В зале раздались аплодисменты и одобрительные возгласы. Фоска склонил голову, принимая поддержку собравшихся, и, вытащив из папки бумажные листы, снова взглянул на слушателей.
– А теперь, леди и джентльмены, за работу.
Профессор Фоска был отменным оратором, энергичным и увлеченным, остроумным и обаятельным. Он практически не заглядывал в свои записи. Читал лекцию легко и вдохновенно, словно импровизируя, и каждому казалось, что профессор обращается именно к нему.
– Я решил, – начал Фоска, – что будет целесообразно затронуть сегодня тему лиминальности в греческой трагедии. Что же такое лиминальность? Вспомните об Антигоне, которой пришлось выбирать между смертью и бесчестием.
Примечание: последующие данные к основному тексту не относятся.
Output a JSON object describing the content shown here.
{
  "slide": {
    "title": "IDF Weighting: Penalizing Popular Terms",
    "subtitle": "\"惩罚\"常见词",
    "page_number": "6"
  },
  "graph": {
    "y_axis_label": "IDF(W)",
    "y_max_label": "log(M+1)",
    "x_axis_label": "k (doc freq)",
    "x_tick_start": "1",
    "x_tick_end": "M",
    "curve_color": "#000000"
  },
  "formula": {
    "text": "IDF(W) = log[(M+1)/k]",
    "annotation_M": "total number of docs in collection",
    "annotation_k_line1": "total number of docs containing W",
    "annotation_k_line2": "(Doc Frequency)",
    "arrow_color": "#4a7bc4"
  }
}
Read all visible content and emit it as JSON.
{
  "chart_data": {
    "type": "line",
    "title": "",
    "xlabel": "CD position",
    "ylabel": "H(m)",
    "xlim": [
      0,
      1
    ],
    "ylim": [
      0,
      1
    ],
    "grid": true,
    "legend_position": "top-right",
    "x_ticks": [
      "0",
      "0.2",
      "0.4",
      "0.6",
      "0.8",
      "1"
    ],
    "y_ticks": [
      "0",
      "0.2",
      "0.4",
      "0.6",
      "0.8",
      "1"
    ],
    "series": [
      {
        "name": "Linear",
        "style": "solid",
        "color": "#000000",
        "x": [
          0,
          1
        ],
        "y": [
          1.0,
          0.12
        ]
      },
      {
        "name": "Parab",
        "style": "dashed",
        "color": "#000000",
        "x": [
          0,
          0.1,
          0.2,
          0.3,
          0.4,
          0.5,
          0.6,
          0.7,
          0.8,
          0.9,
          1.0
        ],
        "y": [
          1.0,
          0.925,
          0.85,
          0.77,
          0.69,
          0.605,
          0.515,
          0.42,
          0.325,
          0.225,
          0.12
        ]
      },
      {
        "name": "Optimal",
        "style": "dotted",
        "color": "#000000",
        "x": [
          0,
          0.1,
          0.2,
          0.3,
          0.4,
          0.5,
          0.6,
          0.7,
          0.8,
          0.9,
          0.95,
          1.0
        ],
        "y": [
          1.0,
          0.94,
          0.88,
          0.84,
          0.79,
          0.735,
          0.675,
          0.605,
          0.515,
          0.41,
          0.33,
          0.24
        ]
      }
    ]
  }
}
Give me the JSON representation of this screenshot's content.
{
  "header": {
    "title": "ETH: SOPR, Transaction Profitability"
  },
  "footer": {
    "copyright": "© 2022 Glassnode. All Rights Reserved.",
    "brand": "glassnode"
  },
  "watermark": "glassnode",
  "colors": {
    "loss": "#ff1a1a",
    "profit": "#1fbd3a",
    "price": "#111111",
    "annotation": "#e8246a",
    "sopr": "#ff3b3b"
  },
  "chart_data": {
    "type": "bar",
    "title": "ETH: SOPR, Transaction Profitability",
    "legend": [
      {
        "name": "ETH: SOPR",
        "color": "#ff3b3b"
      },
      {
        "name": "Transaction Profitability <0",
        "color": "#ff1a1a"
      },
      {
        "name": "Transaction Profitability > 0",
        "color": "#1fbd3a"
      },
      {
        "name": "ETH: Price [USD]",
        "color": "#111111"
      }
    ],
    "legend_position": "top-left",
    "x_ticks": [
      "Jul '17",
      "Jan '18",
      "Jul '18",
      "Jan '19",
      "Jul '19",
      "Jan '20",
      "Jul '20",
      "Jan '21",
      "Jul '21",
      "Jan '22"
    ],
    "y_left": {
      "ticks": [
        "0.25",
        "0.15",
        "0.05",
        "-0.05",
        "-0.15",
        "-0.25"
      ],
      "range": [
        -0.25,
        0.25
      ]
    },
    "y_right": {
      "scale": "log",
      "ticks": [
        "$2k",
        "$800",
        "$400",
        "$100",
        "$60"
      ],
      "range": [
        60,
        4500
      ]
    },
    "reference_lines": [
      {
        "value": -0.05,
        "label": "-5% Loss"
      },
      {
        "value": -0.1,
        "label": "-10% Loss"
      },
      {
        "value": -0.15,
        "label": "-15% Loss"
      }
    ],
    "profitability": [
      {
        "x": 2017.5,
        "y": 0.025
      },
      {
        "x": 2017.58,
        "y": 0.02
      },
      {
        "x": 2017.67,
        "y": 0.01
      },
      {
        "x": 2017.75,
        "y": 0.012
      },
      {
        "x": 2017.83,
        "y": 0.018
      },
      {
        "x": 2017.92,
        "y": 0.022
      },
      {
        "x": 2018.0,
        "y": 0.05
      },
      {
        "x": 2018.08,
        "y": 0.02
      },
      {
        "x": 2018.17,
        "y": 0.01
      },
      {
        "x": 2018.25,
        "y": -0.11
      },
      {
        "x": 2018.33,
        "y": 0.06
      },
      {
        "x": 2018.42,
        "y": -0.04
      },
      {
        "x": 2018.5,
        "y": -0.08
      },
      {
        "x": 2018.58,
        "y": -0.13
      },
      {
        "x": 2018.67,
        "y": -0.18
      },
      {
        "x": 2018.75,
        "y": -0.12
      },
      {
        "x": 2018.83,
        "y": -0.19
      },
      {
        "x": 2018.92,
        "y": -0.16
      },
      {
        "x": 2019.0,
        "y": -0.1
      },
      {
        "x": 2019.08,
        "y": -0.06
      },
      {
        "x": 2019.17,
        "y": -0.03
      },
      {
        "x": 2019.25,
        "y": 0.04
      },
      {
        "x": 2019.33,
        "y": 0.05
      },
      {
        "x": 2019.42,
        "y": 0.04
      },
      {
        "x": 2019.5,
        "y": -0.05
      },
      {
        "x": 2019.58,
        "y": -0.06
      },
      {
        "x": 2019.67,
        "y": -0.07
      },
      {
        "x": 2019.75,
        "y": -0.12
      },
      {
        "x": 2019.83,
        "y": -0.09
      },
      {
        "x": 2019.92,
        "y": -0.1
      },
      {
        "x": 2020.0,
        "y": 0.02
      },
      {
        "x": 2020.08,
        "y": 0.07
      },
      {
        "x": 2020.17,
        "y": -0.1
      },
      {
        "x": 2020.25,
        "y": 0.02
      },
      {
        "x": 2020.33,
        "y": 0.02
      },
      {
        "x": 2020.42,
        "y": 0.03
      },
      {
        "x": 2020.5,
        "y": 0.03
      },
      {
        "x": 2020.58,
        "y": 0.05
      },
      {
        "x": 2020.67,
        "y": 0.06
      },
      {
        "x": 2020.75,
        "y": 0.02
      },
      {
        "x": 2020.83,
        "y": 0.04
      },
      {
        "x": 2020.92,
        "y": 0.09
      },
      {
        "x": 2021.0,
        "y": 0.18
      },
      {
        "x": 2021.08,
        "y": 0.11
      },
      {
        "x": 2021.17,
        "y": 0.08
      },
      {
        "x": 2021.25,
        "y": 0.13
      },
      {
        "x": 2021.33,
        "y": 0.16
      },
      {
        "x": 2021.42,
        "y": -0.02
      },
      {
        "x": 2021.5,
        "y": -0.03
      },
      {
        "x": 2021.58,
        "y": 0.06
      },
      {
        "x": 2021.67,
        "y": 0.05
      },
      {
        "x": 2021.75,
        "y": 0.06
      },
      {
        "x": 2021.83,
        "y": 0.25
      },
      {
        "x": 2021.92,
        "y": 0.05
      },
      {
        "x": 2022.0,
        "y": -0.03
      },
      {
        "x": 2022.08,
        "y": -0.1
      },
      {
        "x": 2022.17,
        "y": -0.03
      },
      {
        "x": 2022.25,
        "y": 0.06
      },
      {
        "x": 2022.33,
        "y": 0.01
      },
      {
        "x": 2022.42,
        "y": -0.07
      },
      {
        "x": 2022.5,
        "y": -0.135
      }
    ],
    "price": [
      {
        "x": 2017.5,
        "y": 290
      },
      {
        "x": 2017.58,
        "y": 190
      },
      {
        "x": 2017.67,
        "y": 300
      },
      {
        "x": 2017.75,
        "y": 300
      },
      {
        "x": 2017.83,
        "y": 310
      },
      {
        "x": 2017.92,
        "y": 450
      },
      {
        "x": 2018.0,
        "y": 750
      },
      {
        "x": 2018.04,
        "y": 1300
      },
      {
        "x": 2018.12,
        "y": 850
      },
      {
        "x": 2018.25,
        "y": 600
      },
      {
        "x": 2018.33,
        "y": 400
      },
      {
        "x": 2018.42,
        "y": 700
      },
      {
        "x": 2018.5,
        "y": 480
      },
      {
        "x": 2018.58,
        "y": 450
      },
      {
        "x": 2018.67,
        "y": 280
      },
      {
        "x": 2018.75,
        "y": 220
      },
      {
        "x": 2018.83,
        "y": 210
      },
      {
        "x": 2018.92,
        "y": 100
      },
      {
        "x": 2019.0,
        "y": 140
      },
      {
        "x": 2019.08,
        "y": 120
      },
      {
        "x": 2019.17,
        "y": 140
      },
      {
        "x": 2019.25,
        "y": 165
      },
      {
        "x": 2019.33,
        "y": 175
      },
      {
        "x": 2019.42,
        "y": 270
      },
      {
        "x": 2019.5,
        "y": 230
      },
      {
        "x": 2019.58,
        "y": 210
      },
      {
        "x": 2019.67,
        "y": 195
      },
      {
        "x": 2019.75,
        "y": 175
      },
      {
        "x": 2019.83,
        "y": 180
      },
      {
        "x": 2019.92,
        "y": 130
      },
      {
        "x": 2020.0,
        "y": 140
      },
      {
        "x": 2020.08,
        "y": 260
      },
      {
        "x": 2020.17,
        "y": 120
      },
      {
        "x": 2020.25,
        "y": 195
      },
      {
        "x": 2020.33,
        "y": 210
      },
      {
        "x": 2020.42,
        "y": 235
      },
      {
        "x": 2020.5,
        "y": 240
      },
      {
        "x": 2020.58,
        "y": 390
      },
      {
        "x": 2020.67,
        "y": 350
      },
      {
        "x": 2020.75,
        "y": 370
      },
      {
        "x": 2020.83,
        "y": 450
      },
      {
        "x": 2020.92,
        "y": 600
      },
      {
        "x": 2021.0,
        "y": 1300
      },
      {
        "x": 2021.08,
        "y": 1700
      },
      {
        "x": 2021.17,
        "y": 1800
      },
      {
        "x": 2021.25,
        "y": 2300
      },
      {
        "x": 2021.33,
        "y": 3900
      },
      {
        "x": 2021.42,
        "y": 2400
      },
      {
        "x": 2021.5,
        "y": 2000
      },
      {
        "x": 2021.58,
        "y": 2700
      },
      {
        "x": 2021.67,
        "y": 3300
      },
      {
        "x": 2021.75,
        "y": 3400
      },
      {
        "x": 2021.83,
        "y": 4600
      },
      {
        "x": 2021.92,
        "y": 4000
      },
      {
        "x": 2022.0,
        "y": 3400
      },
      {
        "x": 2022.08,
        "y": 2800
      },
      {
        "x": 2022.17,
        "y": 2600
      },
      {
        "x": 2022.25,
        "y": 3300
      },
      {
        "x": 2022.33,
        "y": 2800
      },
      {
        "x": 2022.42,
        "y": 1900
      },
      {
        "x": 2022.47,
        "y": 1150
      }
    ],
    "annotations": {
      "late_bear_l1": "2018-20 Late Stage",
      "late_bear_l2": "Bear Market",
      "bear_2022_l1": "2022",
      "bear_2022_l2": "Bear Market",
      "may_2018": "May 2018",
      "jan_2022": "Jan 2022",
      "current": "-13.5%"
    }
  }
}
Об Ифигении, готовой умереть ради Греции. Об Эдипе, решившемся ослепить себя и обречь на изгнание. Лиминальность – это переходное, пороговое состояние, при котором человек находится как бы между двумя мирами, на самом краю бытия. Лишившись всего, он выходит за пределы земной жизни и получает околосмертный опыт. А древнегреческие трагедии дают нам некоторое представление о том, что он при этом чувствует.
Фоска включил проектор, и на висевшем позади него широком экране возникла фотография мраморного рельефа: две женщины по краям протягивали руки к обнаженному отроку, стоявшему посередине.
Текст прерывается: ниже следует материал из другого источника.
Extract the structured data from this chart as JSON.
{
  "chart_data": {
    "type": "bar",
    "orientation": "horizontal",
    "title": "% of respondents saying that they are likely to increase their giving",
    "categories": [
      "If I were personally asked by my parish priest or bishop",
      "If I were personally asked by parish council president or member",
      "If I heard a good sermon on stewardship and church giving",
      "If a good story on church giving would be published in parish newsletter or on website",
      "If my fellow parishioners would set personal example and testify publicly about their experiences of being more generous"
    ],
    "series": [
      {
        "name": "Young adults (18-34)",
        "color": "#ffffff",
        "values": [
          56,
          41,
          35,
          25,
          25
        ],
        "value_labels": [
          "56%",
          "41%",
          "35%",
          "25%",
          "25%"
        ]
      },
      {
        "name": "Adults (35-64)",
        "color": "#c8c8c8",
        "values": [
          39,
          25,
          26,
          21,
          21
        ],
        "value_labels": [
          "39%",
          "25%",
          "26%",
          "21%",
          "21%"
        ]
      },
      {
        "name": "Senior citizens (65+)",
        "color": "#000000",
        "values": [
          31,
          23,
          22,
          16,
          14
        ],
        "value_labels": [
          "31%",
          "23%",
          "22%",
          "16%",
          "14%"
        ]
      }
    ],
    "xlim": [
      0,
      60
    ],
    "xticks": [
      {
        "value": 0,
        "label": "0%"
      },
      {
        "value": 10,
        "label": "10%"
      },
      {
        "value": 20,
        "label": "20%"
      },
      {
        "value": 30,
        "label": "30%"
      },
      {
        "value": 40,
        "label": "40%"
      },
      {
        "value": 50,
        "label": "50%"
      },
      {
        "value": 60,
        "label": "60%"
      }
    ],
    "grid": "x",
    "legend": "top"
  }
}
– Кто-нибудь узнал этих дам?
Вверх взметнулся лес рук. Мариана догадывалась, кто бы это мог быть, и очень надеялась, что ошибается.
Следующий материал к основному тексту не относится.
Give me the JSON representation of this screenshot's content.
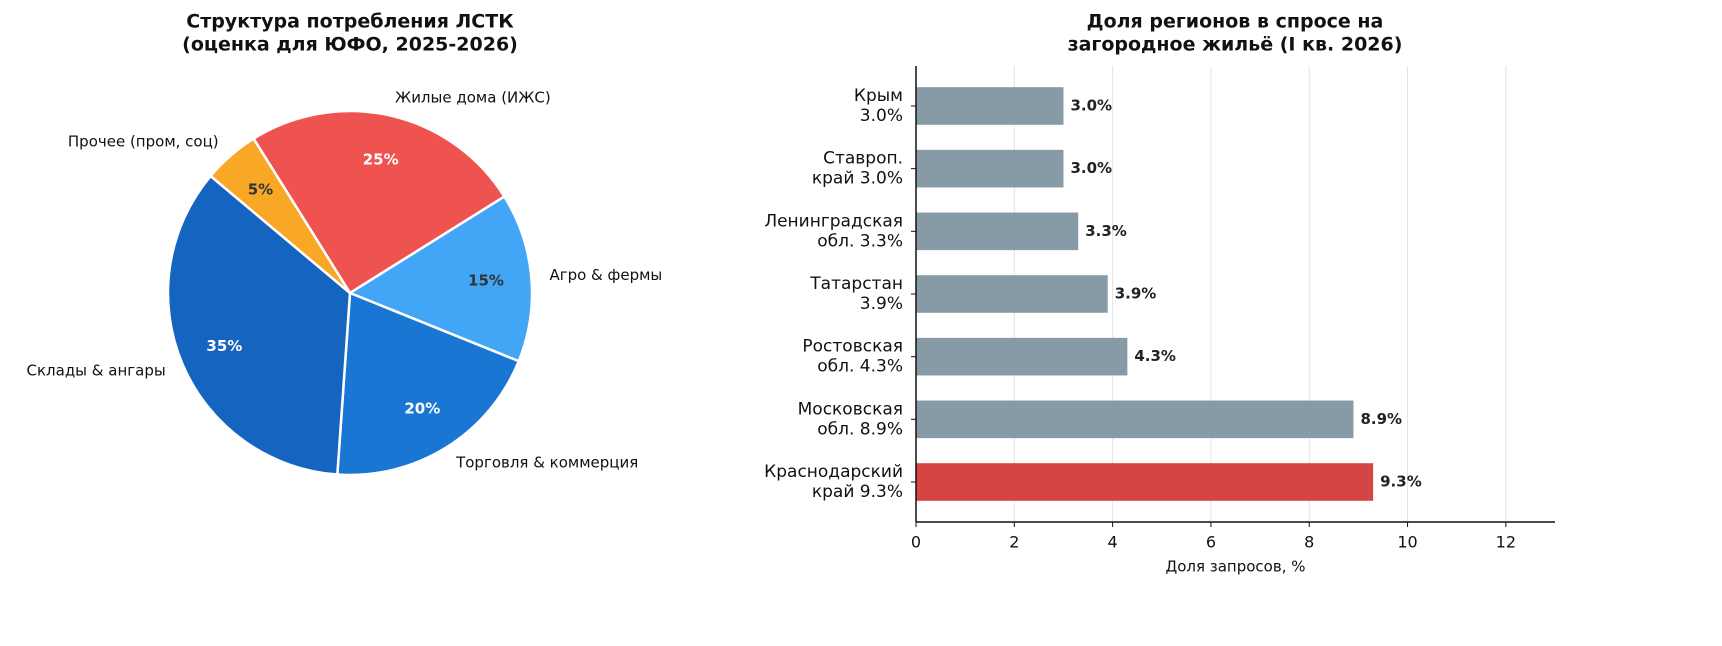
{
  "chart_data": [
    {
      "type": "pie",
      "title": "Структура потребления ЛСТК\n(оценка для ЮФО, 2025-2026)",
      "categories": [
        "Жилые дома (ИЖС)",
        "Агро & фермы",
        "Торговля & коммерция",
        "Склады & ангары",
        "Прочее (пром, соц)"
      ],
      "values": [
        25,
        15,
        20,
        35,
        5
      ],
      "value_labels": [
        "25%",
        "15%",
        "20%",
        "35%",
        "5%"
      ],
      "colors": [
        "#ef5350",
        "#42a5f5",
        "#1976d2",
        "#1565c0",
        "#f9a825"
      ]
    },
    {
      "type": "barh",
      "title": "Доля регионов в спросе на\nзагородное жильё (I кв. 2026)",
      "categories": [
        "Краснодарский\nкрай  9.3%",
        "Московская\nобл.  8.9%",
        "Ростовская\nобл.  4.3%",
        "Татарстан\n3.9%",
        "Ленинградская\nобл.  3.3%",
        "Ставроп.\nкрай  3.0%",
        "Крым\n3.0%"
      ],
      "values": [
        9.3,
        8.9,
        4.3,
        3.9,
        3.3,
        3.0,
        3.0
      ],
      "value_labels": [
        "9.3%",
        "8.9%",
        "4.3%",
        "3.9%",
        "3.3%",
        "3.0%",
        "3.0%"
      ],
      "colors": [
        "#d64545",
        "#869ba5",
        "#869ba5",
        "#869ba5",
        "#869ba5",
        "#869ba5",
        "#869ba5"
      ],
      "xlabel": "Доля запросов, %",
      "xlim": [
        0,
        13
      ],
      "xticks": [
        0,
        2,
        4,
        6,
        8,
        10,
        12
      ],
      "grid": true
    }
  ]
}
– Эти две богини, – продолжал Фоска, – собираются провести над юношей элевсинский обряд. А зовут их, как вы уже поняли, Деметра и Персефона.
У Марианы перехватило дыхание.
– Элевсинские мистерии – это тайные ритуалы, которые помогают получить лиминальный опыт, оказаться между жизнью и смертью и достичь бессмертия. Что же такое элевсинский культ? Ну для начала давайте вспомним историю Персефоны, или просто Девы, богини смерти, царицы Подземного мира…
Говоря это, Фоска на секунду встретился глазами с Марианой и слегка улыбнулся.
«Ему все известно, – мелькнуло у нее в голове. – Он в курсе того, что произошло с Себастьяном, и намеренно затронул эту тему, чтобы меня помучить».
Но откуда? Откуда ему знать?! Это невозможно! Мариана утаила свои суеверные предположения от всех, даже от Зои. Это просто совпадение. Оно ничего не значит.
Заставив себя успокоиться, Мариана вновь сосредоточилась на лекции.
– Аид похитил Персефону из Элевсина. Когда Деметра оплакивала дочь, весь мир погрузился в холодную тьму. В конце концов пришлось вмешаться Зевсу. Он позволил Персефоне каждый год шесть месяцев проводить на земле и затем возвращаться к мужу. Когда Персефона здесь, у нас весна и лето, когда там – осень и зима. Свет и мрак, жизнь и смерть. Путь, который проделывает Персефона, из нашего мира в загробный и обратно, и положил начало элевсинскому культу. В Элевсине, где открывается проход в царство Аида, каждый мог принять участие в тайных обрядах и получить тот же опыт, что и Персефона.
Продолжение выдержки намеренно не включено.